Bakırköy Sümerbank işçisi
direne direne kazanıyor!
Sermaye devleti özelleştirme saldırısını gün gün uygulamaya devam ediyor. Bu saldırının hedeflerinden olan Bakırköy Sümerbank işçileri ise her saldırı hamlesine kararlı ve direngen bir tutumla yanıt veriyorlar. Bu tutum her defasında saldırıları püskürtüyor. İhale sürecinde eylemlilik hattı çizen Sümerbank işçileri yine kazandı. İhale döneminde fabrikaya gelen ihale komisyonlarını içeri almadılar ve fabrikada gece-gündüz nöbet tuttular. Birçok kez basın açıklaması düzenleyerek mücadele kararlılıklarını sermayeye ilan ettiler. Bu aynı dönemde devam eden çeşitli eylem, direniş ve etkinliklere döviz, pankart ve şiarlarıyla destek vererek sınıf dayanışmasının anlamlı bir örneğini gösterdiler.
Direniş geleneğinin temsilci olan Sümerbank işçileri şimdilik özelleştirme saldırısını durdurdu. Ancak bunun kesin bir kazanım olmadığı açık. Sümerbank işçisi de bunun bilincinde.

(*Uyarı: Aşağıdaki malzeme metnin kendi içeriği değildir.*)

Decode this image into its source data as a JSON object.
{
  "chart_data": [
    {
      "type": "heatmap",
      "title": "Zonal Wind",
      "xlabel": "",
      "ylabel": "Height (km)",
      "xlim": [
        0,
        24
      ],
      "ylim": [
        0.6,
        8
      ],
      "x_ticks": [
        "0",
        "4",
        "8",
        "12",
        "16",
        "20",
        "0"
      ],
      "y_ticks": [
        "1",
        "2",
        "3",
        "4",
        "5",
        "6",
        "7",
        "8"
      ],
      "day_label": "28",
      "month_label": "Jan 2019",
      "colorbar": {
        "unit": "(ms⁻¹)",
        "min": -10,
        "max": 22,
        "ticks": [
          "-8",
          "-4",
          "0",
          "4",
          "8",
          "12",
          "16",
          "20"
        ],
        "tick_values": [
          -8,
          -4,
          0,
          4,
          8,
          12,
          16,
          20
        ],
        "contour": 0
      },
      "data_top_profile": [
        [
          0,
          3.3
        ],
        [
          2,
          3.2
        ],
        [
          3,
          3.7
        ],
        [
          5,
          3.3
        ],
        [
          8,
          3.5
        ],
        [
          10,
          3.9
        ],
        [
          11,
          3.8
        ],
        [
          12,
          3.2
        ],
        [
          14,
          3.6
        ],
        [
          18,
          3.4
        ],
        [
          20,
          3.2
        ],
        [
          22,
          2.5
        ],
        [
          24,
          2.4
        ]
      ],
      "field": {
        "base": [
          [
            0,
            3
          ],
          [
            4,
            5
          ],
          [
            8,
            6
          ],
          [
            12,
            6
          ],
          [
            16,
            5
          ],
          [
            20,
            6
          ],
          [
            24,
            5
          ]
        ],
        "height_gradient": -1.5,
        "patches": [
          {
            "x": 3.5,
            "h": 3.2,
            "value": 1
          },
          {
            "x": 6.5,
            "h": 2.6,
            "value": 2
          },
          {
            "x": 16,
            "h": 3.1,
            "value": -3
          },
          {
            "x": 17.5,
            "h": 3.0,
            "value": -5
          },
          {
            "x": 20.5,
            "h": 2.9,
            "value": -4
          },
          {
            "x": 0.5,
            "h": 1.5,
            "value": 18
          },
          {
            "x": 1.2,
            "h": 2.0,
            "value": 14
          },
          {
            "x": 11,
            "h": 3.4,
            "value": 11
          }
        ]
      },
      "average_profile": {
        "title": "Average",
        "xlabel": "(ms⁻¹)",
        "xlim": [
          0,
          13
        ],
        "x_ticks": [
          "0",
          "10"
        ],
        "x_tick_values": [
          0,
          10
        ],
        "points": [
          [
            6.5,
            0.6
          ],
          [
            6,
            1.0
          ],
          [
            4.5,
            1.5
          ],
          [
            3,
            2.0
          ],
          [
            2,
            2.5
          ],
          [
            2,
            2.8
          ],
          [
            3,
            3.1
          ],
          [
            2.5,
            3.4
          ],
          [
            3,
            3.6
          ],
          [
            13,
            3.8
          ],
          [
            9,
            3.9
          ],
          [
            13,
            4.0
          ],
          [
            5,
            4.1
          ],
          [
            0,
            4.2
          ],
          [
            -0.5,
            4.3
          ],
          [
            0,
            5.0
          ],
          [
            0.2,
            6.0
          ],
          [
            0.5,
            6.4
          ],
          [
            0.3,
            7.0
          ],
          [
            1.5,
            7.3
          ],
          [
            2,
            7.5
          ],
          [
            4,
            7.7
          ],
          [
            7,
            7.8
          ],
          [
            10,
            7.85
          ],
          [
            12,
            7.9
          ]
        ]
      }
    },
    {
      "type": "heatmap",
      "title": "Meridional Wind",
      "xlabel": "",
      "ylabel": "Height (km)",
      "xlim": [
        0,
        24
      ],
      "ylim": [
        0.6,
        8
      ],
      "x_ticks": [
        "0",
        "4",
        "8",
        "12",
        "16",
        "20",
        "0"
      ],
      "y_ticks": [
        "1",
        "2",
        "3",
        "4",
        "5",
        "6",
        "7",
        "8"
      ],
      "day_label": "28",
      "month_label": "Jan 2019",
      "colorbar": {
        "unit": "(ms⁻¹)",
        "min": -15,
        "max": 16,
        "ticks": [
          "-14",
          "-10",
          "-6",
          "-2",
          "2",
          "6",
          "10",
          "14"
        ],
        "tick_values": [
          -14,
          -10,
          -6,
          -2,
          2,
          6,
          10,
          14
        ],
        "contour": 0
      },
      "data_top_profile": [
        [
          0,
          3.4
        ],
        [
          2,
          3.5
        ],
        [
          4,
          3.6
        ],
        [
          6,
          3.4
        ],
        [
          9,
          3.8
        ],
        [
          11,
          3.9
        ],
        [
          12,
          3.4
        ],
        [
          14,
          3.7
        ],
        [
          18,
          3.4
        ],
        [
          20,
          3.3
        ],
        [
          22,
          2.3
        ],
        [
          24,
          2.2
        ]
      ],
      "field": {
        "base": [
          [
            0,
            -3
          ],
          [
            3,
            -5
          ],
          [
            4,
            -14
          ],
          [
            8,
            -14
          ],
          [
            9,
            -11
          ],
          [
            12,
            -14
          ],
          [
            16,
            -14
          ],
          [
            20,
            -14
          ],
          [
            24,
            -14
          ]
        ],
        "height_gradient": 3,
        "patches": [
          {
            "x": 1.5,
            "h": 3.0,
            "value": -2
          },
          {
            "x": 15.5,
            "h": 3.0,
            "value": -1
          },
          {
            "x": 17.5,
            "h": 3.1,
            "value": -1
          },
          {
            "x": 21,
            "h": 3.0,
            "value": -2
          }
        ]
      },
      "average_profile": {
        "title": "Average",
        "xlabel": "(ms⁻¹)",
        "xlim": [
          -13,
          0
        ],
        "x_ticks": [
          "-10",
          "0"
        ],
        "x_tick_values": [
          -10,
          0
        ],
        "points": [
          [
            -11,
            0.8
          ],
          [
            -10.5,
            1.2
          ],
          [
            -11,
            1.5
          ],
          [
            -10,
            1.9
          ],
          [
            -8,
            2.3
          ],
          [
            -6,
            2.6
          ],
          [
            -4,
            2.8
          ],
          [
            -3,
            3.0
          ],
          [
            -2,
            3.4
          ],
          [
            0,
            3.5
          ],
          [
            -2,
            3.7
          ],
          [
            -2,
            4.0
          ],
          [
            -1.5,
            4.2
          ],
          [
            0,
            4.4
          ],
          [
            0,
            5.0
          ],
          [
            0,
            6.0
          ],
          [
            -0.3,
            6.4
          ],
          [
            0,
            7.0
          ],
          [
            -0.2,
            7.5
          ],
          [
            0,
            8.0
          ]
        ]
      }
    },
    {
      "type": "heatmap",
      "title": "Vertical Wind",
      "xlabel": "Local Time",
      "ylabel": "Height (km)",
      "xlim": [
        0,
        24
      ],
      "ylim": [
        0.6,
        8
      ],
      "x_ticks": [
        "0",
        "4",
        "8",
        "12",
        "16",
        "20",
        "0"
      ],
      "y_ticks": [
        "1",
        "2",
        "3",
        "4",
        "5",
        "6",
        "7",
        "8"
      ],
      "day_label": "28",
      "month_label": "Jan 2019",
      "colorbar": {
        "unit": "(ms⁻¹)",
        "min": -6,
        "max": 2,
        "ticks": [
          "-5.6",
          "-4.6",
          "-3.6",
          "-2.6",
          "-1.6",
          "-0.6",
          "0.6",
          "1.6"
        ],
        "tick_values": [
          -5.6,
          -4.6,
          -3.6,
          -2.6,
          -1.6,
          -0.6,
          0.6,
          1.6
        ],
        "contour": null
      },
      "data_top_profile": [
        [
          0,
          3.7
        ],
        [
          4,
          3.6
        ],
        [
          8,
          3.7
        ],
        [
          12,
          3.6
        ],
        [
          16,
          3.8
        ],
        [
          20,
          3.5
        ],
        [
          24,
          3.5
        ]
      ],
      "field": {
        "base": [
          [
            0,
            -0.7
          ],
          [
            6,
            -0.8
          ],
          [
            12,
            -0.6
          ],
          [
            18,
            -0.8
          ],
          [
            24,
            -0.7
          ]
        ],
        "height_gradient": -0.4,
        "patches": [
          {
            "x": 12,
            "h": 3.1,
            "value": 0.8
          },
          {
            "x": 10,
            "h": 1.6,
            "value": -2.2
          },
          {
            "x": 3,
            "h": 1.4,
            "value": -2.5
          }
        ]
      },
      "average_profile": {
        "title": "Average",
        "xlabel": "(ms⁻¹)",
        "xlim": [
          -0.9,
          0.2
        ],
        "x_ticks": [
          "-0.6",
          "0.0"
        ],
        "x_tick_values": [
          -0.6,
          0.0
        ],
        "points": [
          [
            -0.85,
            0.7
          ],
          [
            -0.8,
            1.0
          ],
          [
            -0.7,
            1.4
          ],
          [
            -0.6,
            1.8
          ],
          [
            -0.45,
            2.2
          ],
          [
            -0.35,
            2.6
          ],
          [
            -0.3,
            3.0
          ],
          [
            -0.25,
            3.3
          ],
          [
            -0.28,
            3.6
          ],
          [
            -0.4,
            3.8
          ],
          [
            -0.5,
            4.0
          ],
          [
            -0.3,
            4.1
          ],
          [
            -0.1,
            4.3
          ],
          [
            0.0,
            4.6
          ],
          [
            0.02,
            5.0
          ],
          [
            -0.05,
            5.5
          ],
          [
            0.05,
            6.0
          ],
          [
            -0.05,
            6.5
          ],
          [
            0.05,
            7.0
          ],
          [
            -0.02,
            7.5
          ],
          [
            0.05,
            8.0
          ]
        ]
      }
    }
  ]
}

İhalenin iptal edildiği gün yemekhanede bir toplantı yapıldı. Toplantıda TEKSİF Bakırköy Şube Başkanı Çetin Yelken bir konuşma yaptı. Konuşmasında şu görüşlere yer verdi:
İhale iptal edildi fakat mücadele kesinlikle bitmedi. Yarın çocuklarımıza onurlu bir gelecek bırakmak için mücadele ediyoruz. Böylesi bir sonuç sizin gücünüzü gösteriyor. Buradan iptal oldu diye de rehavete kapılmayın sakın. Bu ülkede İMF programları olduğu sürece, işsizlik olduğu sürece bu mücadele bitmez. Gördük ki mücadele eden kazanır. Şimdi iş alıp, çalışacağımız günler çok yakında. Şimdilik nöbetleri kaldırıyoruz. Kalıcı zafer için kalıcı mücadele gerekiyor arkadaşlar...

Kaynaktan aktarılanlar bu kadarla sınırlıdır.